I have no dealings with the EBS but i want to open an account and put in €150 incase they demutalise sometime soon.  Which of their accounts do I need to put my money into to be eligible for windfall in the future?

Thanks


----------



## ClubMan (26 Apr 2007)

An _Optimise _account should do it but ask which accounts are share/investment/membership accounts (their website used to carry a list but I can't find it at the moment) that qualify the holder for membership and (after a period of time) voting rights.


----------



## ClubMan (26 Apr 2007)

macnas said:


> Got this email from EBS during the week. They say there is no deduction for withdrawing money!
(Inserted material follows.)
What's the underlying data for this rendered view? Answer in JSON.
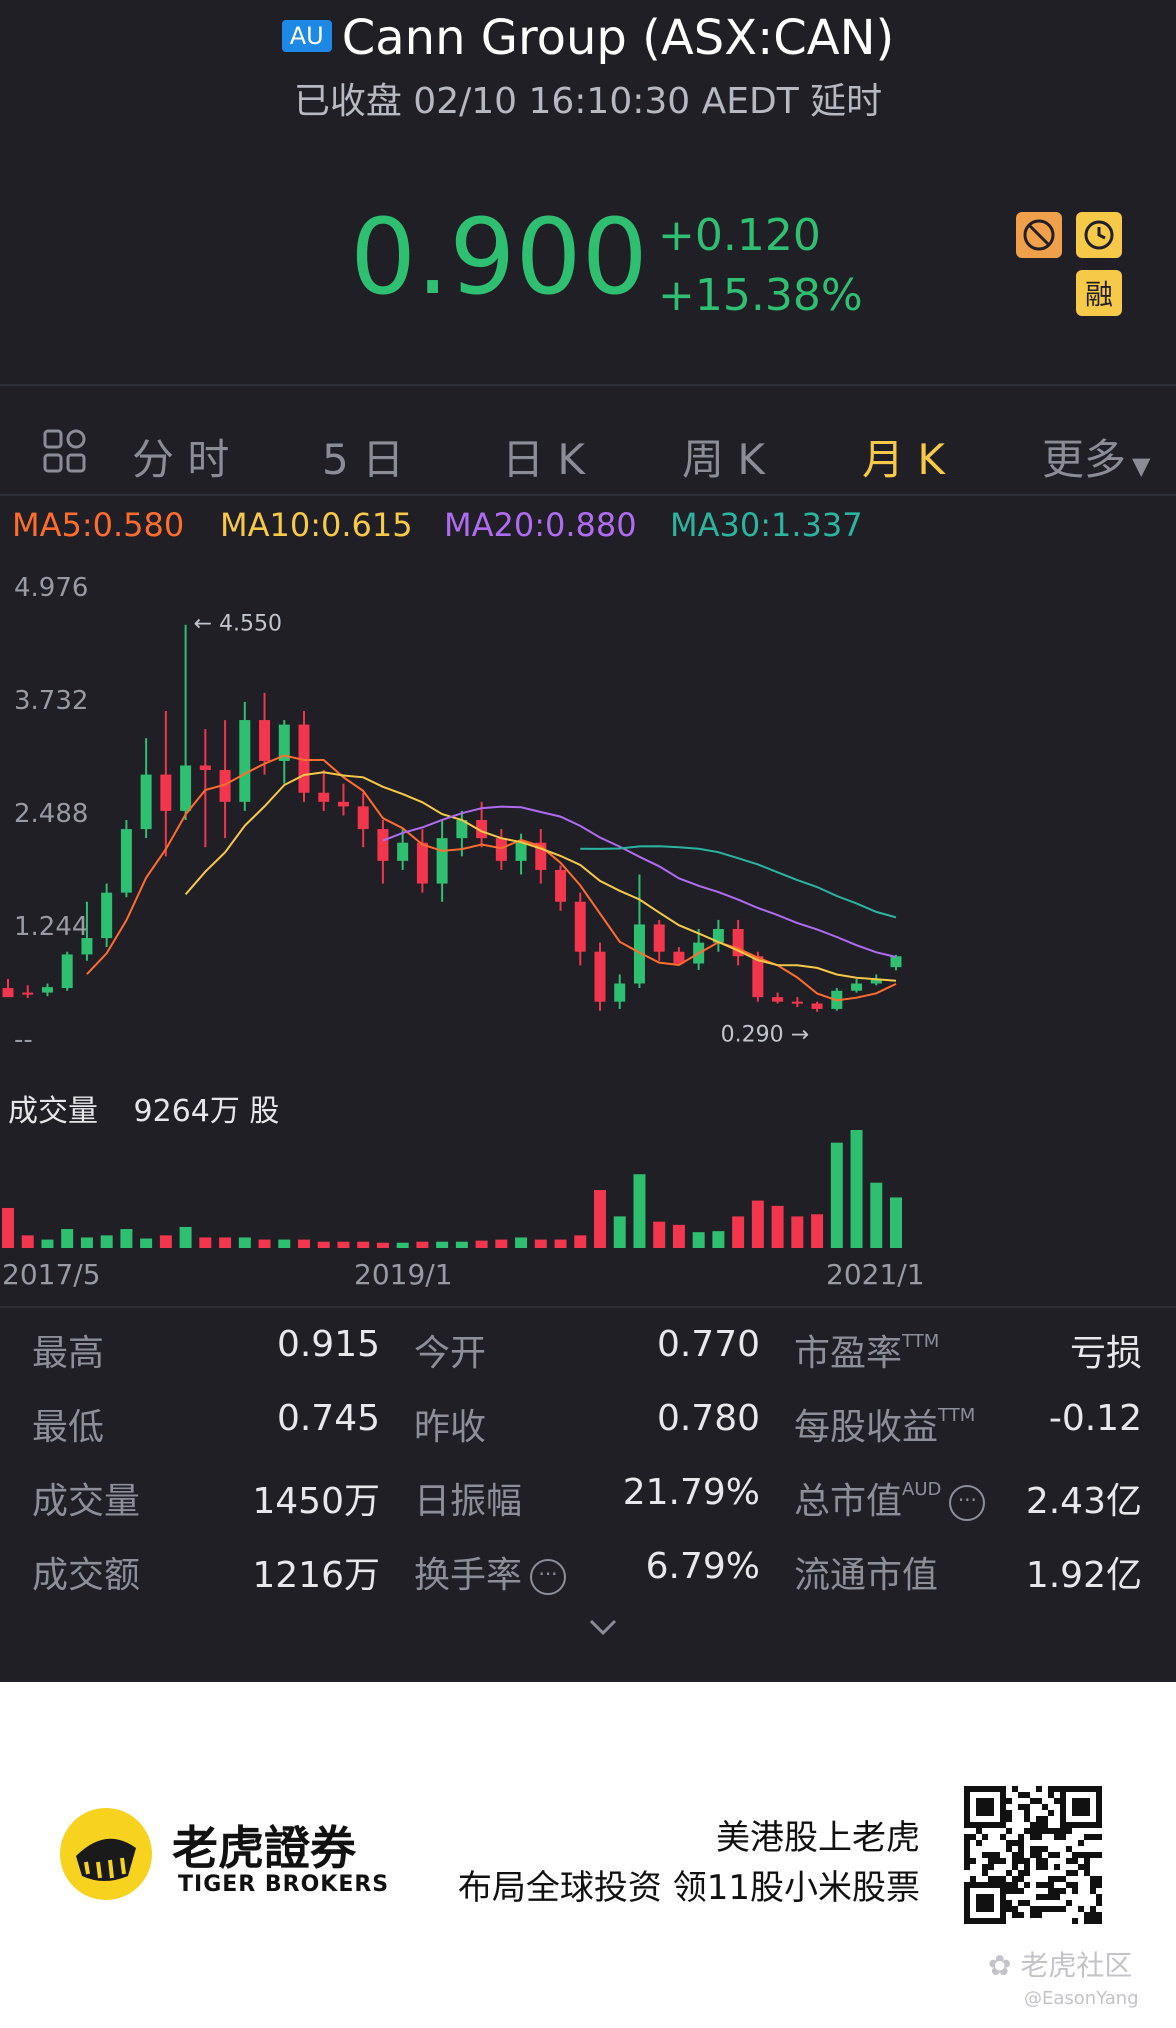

It's possible (I don't know because I have not checked further yet) that _EBS_ are not charging any penalty but the fund managers are and subsuming it into the unit price or something like that.


----------



## falcon7xs (12 Feb 2008)

ClubMan said:


> Sort of out of inertia I had undertaked to continue my €254 p.m. investment by _DD _into _Sumimt Funds _post _SSIA _maturity. I will be cancelling this now and switching to _QL _for further regular contributions and writing to _EBS _to inform them that this is because (a) I can get lower charges that way (b) they (_EBS_) do not facilitate switching to their new funds without encashing first, reinvesting and having to face first 5 year early encashment charges and (c) they (_EBS_) are imposing additional exit charges on long standing customers/members such as myself. I will review the situation with regard to my matured _SSIA _and other _Summit Funds _investments but will most likely be moving them at the most opportune moment (e.g. if/when this additional penalty is removed).


 
Just wondered did you get out of the Summit funds in the end and if so where did you move them to on what basis?


----------



## stir crazy (12 Feb 2008)

I cashed in all my summit funds circa June after cashing out half the january before. Its the best thing I ever did. I suspect anyone who stayed in the funds got hammered and not only due to the stock market troubles. I moved to the rest of my spare money in the Quinn Life fund, made a lot of money in China and emerging markets, then went 100% cash and bonds since September and got out with a good profit for the year. Now I will wait a few months and see what happens. I am not overly worried about making a lot of money ( am happy to preserve my wealth and stay ahead of inflation so wont let greed cloud my judgement) but if the investing climate starts improving , my view will be that the bad news has finally ended and its time to get back in.


----------